Malkiat S. Dhami's face gets serious as he and his brother argue for a moment about the temperature in one of the rooms of their new hotel.
"Sixty-eight is good," the 66-year-old Carson City businessman says. "Seventy is too hot."
His brother, Baldev Singh, concedes the point later as Dhami shows that the hallways are six feet wide, instead of the normal five.
"When a guest come in," Singh says, "he should feel comfortable."
But this attention to detail and aspiration of Dhami's has helped Sikhs including him succeed in business and come to own about a quarter of Carson City's hotels and motels.
Dhami, who built and owns the Holiday Inn Express in Carson City, showed off his new 98-room Holiday Inn Express hotel, 2375 Market St., in Reno on Wednesday, pointing out everything from a water sculpture in the lobby to the ice machines in the hallways.
He now plans to develop 11 acres by his Carson City hotel and is building a new Holiday Inn Express in Minden.
Dhami, who wears a turban and long white beard, said the Holiday Inn company is happy with him.
"They say, 'We should give more franchises to you!'" he said. "'This is nicely built!'"
Hard work is part of the Sikh culture, he said, and it is what first brought him to Carson City in 1996 when he bought the Carson City Inn after searching for months in several states.
Carson City is a friendly city and he likes it, he said, pointing to how people were understanding after the 2001 terrorist attacks when he explained in the Nevada Appeal what other Sikhs could tell by looking at him.
"They know from my face I'm from the Punjab state," he said.
Punjab is a region in India where the majority of the 23 million Sikhs in the world live. Sikhism is a monotheistic religion that has about 100,000 followers in the United States. Men are often recognizable by their turbans and long beards.
Those beards help Carson City's Sikhs often win awards in the Nevada Day Beard Contest in the whitest and blackest categories.
Kulwant Singh Mand, owner of Americas Best Value Inn and the Quality Inn, said God has given him a good life and he should take advantage of that.

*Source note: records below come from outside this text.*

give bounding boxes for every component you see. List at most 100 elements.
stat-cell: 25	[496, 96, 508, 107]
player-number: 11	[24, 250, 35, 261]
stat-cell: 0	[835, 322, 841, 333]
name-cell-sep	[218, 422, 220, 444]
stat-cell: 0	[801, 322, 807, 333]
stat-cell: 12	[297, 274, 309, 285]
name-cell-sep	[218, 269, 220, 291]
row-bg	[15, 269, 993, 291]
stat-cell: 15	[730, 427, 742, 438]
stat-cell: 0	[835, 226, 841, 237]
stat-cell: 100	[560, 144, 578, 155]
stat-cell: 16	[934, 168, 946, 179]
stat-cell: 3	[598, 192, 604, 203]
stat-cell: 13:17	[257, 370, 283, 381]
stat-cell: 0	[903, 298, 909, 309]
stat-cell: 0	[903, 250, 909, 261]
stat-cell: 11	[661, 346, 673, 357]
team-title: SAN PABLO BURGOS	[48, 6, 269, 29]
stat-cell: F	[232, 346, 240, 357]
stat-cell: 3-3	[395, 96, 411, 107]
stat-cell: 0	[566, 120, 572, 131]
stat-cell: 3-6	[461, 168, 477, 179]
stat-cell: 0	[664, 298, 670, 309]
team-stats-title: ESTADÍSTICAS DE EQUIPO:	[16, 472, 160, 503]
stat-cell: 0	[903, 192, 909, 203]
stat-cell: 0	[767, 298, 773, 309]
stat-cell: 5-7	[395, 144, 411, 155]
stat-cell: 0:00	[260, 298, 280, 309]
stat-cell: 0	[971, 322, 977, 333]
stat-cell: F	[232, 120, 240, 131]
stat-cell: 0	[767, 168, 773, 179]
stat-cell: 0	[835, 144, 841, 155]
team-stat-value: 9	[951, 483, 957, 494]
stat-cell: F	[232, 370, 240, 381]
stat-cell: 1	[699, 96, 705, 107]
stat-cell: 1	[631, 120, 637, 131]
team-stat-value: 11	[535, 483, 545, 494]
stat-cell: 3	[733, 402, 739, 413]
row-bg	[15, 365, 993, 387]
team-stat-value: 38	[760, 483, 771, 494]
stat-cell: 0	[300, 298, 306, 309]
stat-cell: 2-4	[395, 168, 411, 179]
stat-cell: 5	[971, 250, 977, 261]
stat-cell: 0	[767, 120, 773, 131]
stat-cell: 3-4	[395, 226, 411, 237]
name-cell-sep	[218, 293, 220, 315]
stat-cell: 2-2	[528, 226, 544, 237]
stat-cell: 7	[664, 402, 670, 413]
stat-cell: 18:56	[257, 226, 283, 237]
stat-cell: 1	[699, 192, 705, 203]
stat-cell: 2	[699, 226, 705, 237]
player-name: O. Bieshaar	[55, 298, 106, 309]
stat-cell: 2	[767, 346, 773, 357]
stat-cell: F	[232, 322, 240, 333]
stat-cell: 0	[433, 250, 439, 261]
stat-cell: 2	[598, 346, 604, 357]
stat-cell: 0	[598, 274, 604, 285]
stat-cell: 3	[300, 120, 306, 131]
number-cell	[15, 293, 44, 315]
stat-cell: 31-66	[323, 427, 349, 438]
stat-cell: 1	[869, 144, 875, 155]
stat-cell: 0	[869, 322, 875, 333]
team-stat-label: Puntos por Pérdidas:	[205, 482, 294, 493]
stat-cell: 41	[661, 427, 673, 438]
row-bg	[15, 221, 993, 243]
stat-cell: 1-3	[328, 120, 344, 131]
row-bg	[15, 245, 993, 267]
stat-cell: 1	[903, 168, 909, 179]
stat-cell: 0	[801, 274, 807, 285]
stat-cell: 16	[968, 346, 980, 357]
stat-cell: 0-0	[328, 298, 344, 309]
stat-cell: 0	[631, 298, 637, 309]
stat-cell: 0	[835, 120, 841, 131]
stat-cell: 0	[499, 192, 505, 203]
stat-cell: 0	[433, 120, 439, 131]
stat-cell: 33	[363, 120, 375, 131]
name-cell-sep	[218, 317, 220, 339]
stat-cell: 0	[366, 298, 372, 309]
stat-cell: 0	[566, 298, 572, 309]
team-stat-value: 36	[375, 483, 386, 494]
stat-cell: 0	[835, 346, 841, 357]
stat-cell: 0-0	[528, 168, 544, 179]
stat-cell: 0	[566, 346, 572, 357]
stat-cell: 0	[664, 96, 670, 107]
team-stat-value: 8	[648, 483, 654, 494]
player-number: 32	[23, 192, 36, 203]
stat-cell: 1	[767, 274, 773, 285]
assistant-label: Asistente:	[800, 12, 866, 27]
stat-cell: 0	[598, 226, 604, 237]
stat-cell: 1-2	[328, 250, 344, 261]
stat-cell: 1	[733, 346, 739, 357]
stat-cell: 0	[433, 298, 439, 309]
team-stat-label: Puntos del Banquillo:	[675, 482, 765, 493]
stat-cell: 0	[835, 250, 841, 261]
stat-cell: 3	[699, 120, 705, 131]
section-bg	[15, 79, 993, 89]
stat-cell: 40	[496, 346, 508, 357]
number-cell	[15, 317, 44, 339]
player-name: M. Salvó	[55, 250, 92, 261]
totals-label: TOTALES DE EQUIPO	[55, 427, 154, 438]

"I don't just think someone will give me money and I'll eat that," he said.
But Mand, who wore a white baseball cap on top of his turban Thursday, said Sikhism followers respect other religions and oppose violence like their God expects them to do.
"He makes everybody," he said. "He makes black, he makes white, he makes Indian."
His 35-year-old son, Golden Singh Mand, said his family has been in Carson City for 10 years and people have always been respectful to them.
"I've never have to explain to anybody who I am," said Mand, who is less orthodox than his father and does not wear a beard or turban.
Rosy Sandhu, who owns the Super 8 motel with her husband, Jessi Sandhu, said many of the 10 to 15 Sikh families in Carson City help each other, even though they didn't meet until they came to America.
Business is a little slower this year, she said, but she's happy she can be with her husband and children, who respect the Sikh culture.
She wears a necklace with Sikh symbols that many other Sikhs wear as a sign of religious observance.
"When I die, this goes with me," she said.
The business the Sikhs do in Carson City is best if he can help positively develop the city, Dhami said, and residents are starting to see that.
"People have a good feeling for us," he said.